The Sutlej valley was previously known as Garuda Valley by the ancient civilization of Tibet and served as the center of their empire. The valley stretched for miles, upon which the Zhang Zhung civilization built the famous Kyunglung palace, the ruins of which exist even today. The river served as a means of transport for the kings of that time. Sutlej River was also used to transport Devdar woods to different districts situated on the banks of the river, including Bilaspur and Hamirpur
Sutlej River originates from Lake Rakshastal in the Tibetan Plateau. Popular beliefs also have it that the river originated from Mansarovar Lake, which is considered to be sacred by the Hindus. Experts speculate this belief sprung from the fact that both these lakes lie very close to each other. During the monsoon months, especially August, the surrounding Gurla Mandata Mountains’ ice melts and flows down to the Mansarovar Lake which then sources its water to Lake Rakshastal. The overflow of this water is considered to be what gave rise to the Sutlej River.
The river enters India by flowing west and south-westwards through the Shipki La pass in Himachal Pradesh at an altitude of 6,608 metres. The Sutlej River is primarily located to the north of the Vindhya Range, east of the Pakistani Central Makran range and south of the Hindu Kush region.
The river then flows through Punjab near Nangal before meeting the Beas River. The merger of these two rivers goes on to form 105 Kms of the India-Pakistan border. The river continues to flow for another 350 Kms before joining the Chenab River. The combination of the Sutlej and Chenab river form the Panjnad which finally flows into the Indus River.
Water from the Sutlej river has been allocated to India according to the Indus Waters Treaty of 1960. Under this treaty, while India gained rights to the water of the Sutlej River, Pakistan was allotted rights to the Indus River water along with its western tributaries.
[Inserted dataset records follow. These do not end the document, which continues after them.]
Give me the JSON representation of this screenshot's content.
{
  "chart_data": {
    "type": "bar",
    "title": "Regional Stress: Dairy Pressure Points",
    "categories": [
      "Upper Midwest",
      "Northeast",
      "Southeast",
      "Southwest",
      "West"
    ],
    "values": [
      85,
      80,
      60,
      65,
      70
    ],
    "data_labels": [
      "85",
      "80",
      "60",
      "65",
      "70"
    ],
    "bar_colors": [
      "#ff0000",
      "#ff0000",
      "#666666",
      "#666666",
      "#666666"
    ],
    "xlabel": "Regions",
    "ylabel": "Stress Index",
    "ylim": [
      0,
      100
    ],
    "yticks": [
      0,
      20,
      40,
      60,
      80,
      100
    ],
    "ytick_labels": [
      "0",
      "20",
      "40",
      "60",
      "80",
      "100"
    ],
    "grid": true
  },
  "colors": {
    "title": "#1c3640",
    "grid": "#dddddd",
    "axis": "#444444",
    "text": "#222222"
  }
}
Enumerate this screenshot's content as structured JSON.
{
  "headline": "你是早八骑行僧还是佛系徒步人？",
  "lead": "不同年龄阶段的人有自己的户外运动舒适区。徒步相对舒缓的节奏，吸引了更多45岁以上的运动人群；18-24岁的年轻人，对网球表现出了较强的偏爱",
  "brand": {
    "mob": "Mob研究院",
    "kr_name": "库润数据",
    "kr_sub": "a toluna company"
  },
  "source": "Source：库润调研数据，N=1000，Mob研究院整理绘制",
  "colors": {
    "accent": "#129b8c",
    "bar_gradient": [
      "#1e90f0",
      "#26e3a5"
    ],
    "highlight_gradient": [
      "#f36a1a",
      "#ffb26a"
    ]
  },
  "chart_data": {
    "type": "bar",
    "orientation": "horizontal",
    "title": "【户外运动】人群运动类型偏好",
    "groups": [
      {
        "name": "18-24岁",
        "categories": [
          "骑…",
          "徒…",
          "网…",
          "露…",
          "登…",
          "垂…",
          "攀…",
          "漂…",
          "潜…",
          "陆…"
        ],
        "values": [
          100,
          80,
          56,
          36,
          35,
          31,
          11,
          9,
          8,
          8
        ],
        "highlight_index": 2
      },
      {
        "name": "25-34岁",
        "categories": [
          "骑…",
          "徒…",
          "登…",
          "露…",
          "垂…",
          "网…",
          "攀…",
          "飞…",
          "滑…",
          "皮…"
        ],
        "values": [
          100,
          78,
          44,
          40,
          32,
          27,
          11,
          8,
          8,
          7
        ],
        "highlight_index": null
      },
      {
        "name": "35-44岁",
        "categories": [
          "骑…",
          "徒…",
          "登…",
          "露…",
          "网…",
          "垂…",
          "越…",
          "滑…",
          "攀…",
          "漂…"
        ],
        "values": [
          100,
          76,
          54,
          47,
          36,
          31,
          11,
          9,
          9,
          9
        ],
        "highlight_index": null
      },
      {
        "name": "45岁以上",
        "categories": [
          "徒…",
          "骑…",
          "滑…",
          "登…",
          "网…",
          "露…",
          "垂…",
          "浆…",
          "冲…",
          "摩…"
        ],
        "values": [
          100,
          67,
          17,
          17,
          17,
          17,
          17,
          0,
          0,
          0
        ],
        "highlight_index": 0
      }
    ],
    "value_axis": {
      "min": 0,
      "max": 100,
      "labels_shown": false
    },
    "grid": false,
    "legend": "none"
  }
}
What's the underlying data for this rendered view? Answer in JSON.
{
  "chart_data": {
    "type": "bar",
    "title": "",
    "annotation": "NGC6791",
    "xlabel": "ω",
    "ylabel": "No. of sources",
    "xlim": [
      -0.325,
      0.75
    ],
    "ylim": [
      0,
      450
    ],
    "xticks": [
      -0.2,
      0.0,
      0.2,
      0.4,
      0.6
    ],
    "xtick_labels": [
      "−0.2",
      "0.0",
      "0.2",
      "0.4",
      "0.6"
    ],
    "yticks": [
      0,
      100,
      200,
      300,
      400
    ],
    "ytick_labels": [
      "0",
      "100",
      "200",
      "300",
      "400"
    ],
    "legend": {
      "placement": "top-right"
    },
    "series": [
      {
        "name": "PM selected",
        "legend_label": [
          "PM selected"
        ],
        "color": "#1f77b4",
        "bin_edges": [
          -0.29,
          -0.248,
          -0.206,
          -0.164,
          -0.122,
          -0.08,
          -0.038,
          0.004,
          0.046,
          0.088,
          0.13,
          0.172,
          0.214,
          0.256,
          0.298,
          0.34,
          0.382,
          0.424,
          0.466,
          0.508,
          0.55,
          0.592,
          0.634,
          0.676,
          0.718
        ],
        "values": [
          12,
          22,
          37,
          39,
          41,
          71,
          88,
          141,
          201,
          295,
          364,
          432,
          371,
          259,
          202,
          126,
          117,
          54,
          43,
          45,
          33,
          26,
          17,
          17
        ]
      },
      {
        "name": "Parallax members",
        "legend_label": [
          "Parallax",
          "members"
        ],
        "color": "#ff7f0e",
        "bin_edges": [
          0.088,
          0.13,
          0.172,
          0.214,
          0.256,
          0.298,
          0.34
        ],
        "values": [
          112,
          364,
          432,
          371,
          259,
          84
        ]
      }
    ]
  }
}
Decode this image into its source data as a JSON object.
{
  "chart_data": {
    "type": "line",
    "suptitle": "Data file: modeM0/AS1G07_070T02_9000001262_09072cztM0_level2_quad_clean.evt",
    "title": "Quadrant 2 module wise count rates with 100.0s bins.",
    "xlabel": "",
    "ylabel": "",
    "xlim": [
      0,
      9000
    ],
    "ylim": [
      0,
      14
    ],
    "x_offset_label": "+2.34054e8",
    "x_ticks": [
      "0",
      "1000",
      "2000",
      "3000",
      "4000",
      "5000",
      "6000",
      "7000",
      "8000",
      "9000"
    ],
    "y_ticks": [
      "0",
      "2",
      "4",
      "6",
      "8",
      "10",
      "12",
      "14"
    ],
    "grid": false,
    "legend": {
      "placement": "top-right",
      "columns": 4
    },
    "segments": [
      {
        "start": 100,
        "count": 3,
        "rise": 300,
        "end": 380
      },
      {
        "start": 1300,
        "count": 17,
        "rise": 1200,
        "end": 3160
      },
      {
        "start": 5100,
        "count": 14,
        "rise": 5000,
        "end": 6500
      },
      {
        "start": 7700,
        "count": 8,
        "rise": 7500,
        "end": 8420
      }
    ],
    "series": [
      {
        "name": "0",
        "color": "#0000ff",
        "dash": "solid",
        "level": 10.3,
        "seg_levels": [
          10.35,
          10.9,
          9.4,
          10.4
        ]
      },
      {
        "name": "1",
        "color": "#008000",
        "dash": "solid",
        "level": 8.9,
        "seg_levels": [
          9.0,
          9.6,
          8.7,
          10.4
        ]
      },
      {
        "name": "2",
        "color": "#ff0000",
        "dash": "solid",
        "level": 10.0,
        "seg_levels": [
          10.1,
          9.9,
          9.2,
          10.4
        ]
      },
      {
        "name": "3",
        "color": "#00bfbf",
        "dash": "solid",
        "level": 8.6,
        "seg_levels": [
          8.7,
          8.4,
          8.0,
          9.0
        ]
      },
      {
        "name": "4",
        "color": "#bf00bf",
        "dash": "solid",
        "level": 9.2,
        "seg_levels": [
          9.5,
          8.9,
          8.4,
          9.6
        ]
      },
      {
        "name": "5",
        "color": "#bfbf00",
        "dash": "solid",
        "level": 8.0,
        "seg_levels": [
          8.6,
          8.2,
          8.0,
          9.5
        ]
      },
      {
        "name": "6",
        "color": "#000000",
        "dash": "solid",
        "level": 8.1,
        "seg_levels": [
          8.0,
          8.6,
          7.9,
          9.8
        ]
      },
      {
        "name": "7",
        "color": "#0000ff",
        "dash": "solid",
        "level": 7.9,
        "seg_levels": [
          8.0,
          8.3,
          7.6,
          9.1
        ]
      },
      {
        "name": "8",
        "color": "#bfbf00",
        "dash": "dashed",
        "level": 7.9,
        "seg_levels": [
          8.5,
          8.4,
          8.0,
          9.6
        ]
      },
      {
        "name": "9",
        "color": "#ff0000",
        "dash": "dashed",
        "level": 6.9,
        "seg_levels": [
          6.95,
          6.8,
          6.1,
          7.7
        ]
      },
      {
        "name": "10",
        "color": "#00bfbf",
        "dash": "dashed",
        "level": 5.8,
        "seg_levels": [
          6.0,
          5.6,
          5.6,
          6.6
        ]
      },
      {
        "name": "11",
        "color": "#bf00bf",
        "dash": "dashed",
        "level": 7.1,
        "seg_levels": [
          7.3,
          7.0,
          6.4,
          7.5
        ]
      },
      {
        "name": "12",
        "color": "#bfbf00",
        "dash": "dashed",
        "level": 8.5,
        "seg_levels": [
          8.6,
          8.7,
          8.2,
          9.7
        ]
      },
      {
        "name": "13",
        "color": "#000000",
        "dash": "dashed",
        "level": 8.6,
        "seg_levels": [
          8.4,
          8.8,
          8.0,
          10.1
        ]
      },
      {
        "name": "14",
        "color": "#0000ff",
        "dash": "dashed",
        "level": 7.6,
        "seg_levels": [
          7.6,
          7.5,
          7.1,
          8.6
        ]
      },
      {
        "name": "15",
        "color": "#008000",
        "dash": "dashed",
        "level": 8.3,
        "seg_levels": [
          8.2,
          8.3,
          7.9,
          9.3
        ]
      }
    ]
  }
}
The Sutlej River has many tributaries with Baspa, Spiti, Nogli Khad and Soan River being its main ones.
The river flows into the Sutlej after flowing across the main Himalayan range. Prior to that, it is joined by many smaller rivers sourced by melting snow water. The river originates at the Baspa hills and joins the Sutlej River in Kinnuar district.
The Nogli Khad
The Nogli Khad joins the river Sutlej at Rampur Bushahar and then touches Kullu district. The river then enters Mandi district and passes through some important areas of the district. Sutlej has many tributaries in Mandi district.
Spiti River has two tributaries in the form of Tegpo and Kabzian streams which originate from Kunzum range. Water from the Pin Valley sources this river. The river reaches its maximum flow during summer months when there's extensive glacier melting. Spiti flows through the Spiti valley and finally joins the Sutlej in Kinnur district.
The Soan River originates in the Southern slopes of the Shivalik range. It joins the Sutlej river in the boundary of Himachal Pradesh and Punjab. Its gradient is not very steep and the river flows gently through the slopes. The water flow is very mild during summers but picks up force during the monsoon months.